Netflix Launches Official Linux Support Through Firefox
Ashley Allen / 1 year ago
Netflix has announced that its video streaming service is now officially available on Linux-based systems using the Firefox internet browser. Of course, Netflix has been unofficially available on Linux through a third-party Chrome extension for some time. The official support, though, does not require any additional plugins as it delivers content through HTML5. The move was partially facilitated by Mozilla’s U-turn on its anti-digital rights management (DRM) policy in 2014 when it adopted EME – a DRM system approved by the W3C – which Netflix uses to protect its content when streaming through HTML5.
“Starting today, users of Firefox can […] enjoy Netflix on Linux,” Netflix says. “This marks a huge milestone for us and our partners, including Google, Microsoft, Apple, and Mozilla that helped make it possible.”
For a few years now, Netflix users on PC who don’t have the Windows 10 app have been forced to use one of Microsoft’s browsers – either Internet Explorer or Edge – to access the best quality video, since 1080p – and, more recently, 4K – content is only delivered through Silverlight, though that does leave you with poor 64Kbps audio. The webwide adoption of EME, though, could see this high-quality content accessable through all browsers via HTML5 very soon, though.

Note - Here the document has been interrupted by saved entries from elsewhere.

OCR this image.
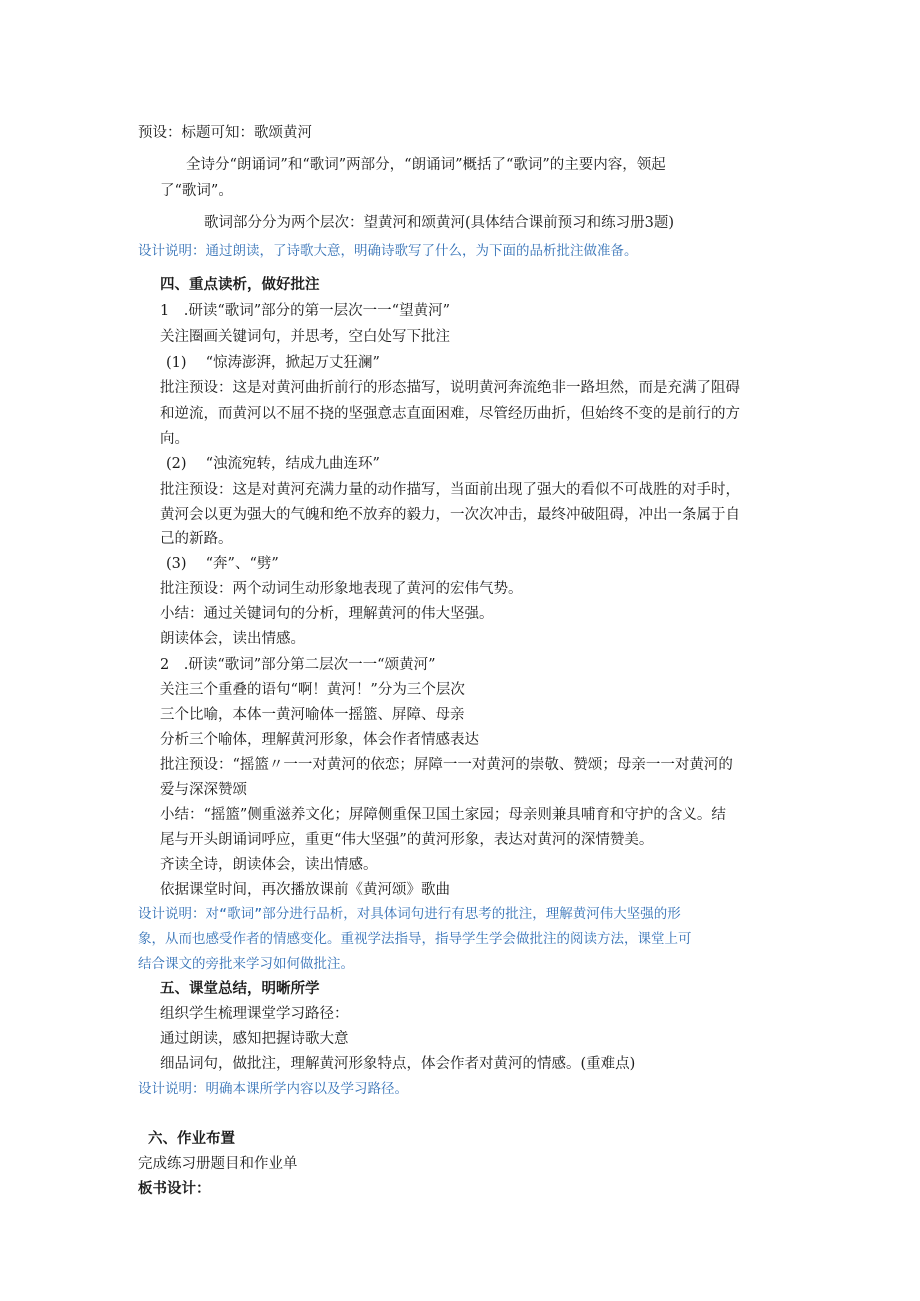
预设：标题可知：歌颂黄河
全诗分“朗诵词”和“歌词”两部分，“朗诵词”概括了“歌词”的主要内容，领起
了“歌词”。
歌词部分分为两个层次：望黄河和颂黄河(具体结合课前预习和练习册3题)
设计说明：通过朗读，了诗歌大意，明确诗歌写了什么，为下面的品析批注做准备。
四、重点读析，做好批注
1　.研读“歌词”部分的第一层次一一“望黄河”
关注圈画关键词句，并思考，空白处写下批注
(1)　 “惊涛澎湃，掀起万丈狂澜”
批注预设：这是对黄河曲折前行的形态描写，说明黄河奔流绝非一路坦然，而是充满了阻碍
和逆流，而黄河以不屈不挠的坚强意志直面困难，尽管经历曲折，但始终不变的是前行的方
向。
(2)　 “浊流宛转，结成九曲连环”
批注预设：这是对黄河充满力量的动作描写，当面前出现了强大的看似不可战胜的对手时，
黄河会以更为强大的气魄和绝不放弃的毅力，一次次冲击，最终冲破阻碍，冲出一条属于自
己的新路。
(3)　 “奔”、“劈”
批注预设：两个动词生动形象地表现了黄河的宏伟气势。
小结：通过关键词句的分析，理解黄河的伟大坚强。
朗读体会，读出情感。
2　.研读“歌词”部分第二层次一一“颂黄河”
关注三个重叠的语句“啊！黄河！”分为三个层次
三个比喻，本体一黄河喻体一摇篮、屏障、母亲
分析三个喻体，理解黄河形象，体会作者情感表达
批注预设：“摇篮〃一一对黄河的依恋；屏障一一对黄河的崇敬、赞颂；母亲一一对黄河的
爱与深深赞颂
小结：“摇篮”侧重滋养文化；屏障侧重保卫国土家园；母亲则兼具哺育和守护的含义。结
尾与开头朗诵词呼应，重更“伟大坚强”的黄河形象，表达对黄河的深情赞美。
齐读全诗，朗读体会，读出情感。
依据课堂时间，再次播放课前《黄河颂》歌曲
设计说明：对“歌词”部分进行品析，对具体词句进行有思考的批注，理解黄河伟大坚强的形
象，从而也感受作者的情感变化。重视学法指导，指导学生学会做批注的阅读方法，课堂上可
结合课文的旁批来学习如何做批注。
五、课堂总结，明晰所学
组织学生梳理课堂学习路径：
通过朗读，感知把握诗歌大意
细品词句，做批注，理解黄河形象特点，体会作者对黄河的情感。(重难点)
设计说明：明确本课所学内容以及学习路径。
六、作业布置
完成练习册题目和作业单
板书设计：
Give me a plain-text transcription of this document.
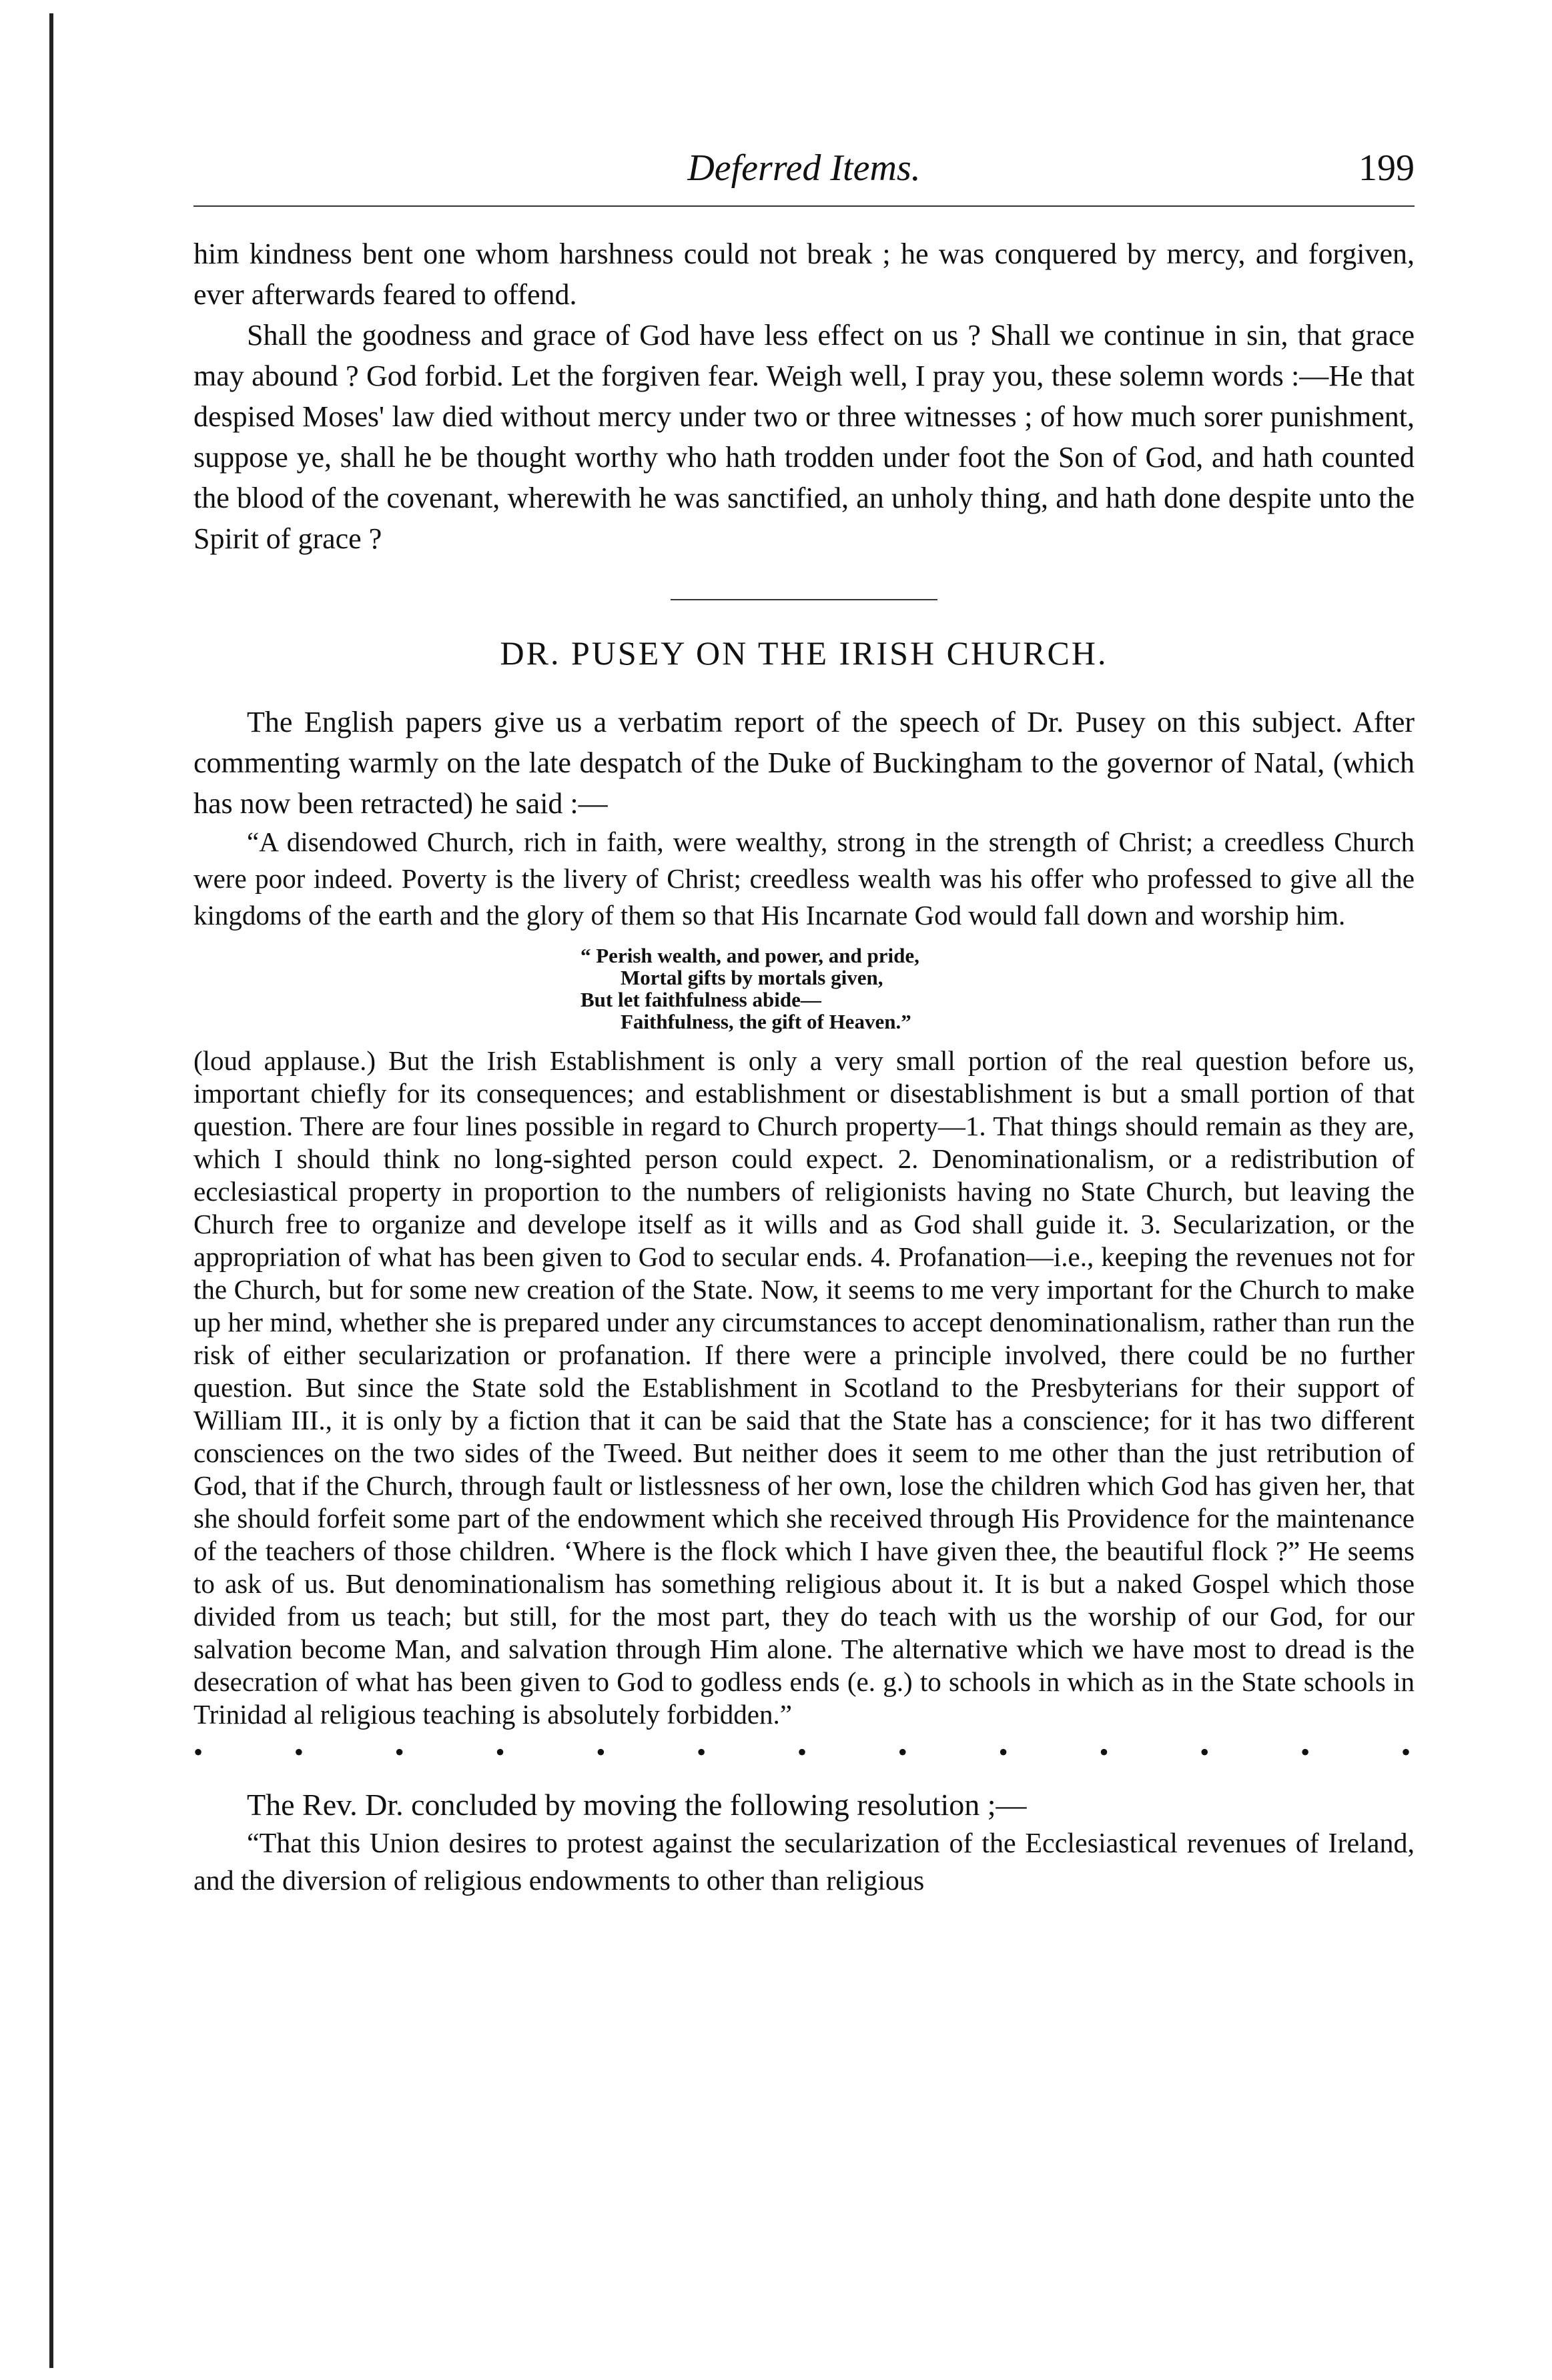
Deferred Items.	199

him kindness bent one whom harshness could not break ; he was conquered by mercy, and forgiven, ever afterwards feared to offend.

Shall the goodness and grace of God have less effect on us ? Shall we continue in sin, that grace may abound ? God forbid. Let the forgiven fear. Weigh well, I pray you, these solemn words :—He that despised Moses' law died without mercy under two or three witnesses ; of how much sorer punishment, suppose ye, shall he be thought worthy who hath trodden under foot the Son of God, and hath counted the blood of the covenant, wherewith he was sanctified, an unholy thing, and hath done despite unto the Spirit of grace ?

DR. PUSEY ON THE IRISH CHURCH.

The English papers give us a verbatim report of the speech of Dr. Pusey on this subject. After commenting warmly on the late despatch of the Duke of Buckingham to the governor of Natal, (which has now been retracted) he said :—

“A disendowed Church, rich in faith, were wealthy, strong in the strength of Christ; a creedless Church were poor indeed. Poverty is the livery of Christ; creedless wealth was his offer who professed to give all the kingdoms of the earth and the glory of them so that His Incarnate God would fall down and worship him.

“ Perish wealth, and power, and pride,
Mortal gifts by mortals given,
But let faithfulness abide—
Faithfulness, the gift of Heaven.”

(loud applause.) But the Irish Establishment is only a very small portion of the real question before us, important chiefly for its consequences; and establishment or disestablishment is but a small portion of that question. There are four lines possible in regard to Church property—1. That things should remain as they are, which I should think no long-sighted person could expect. 2. Denominationalism, or a redistribution of ecclesiastical property in proportion to the numbers of religionists having no State Church, but leaving the Church free to organize and develope itself as it wills and as God shall guide it. 3. Secularization, or the appropriation of what has been given to God to secular ends. 4. Profanation—i.e., keeping the revenues not for the Church, but for some new creation of the State. Now, it seems to me very important for the Church to make up her mind, whether she is prepared under any circumstances to accept denominationalism, rather than run the risk of either secularization or profanation. If there were a principle involved, there could be no further question. But since the State sold the Establishment in Scotland to the Presbyterians for their support of William III., it is only by a fiction that it can be said that the State has a conscience; for it has two different consciences on the two sides of the Tweed. But neither does it seem to me other than the just retribution of God, that if the Church, through fault or listlessness of her own, lose the children which God has given her, that she should forfeit some part of the endowment which she received through His Providence for the maintenance of the teachers of those children. ‘Where is the flock which I have given thee, the beautiful flock ?” He seems to ask of us. But denominationalism has something religious about it. It is but a naked Gospel which those divided from us teach; but still, for the most part, they do teach with us the worship of our God, for our salvation become Man, and salvation through Him alone. The alternative which we have most to dread is the desecration of what has been given to God to godless ends (e. g.) to schools in which as in the State schools in Trinidad al religious teaching is absolutely forbidden.”

•	•	•	•	•	•	•	•	•	•	•	•	•

The Rev. Dr. concluded by moving the following resolution ;—

“That this Union desires to protest against the secularization of the Ecclesiastical revenues of Ireland, and the diversion of religious endowments to other than religious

“But this is just the beginning,” the company explains. “We launched 4K Ultra HD on Microsoft Edge in December of 2016, and look forward to high-resolution video being available on more platforms soon. We are also looking ahead to HDR video. Netflix-supported TVs with Chromecast built-in—which use a version of our web player—already support Dolby Vision and HDR10. And we are working with our partners to provide similar support on other platforms over time.”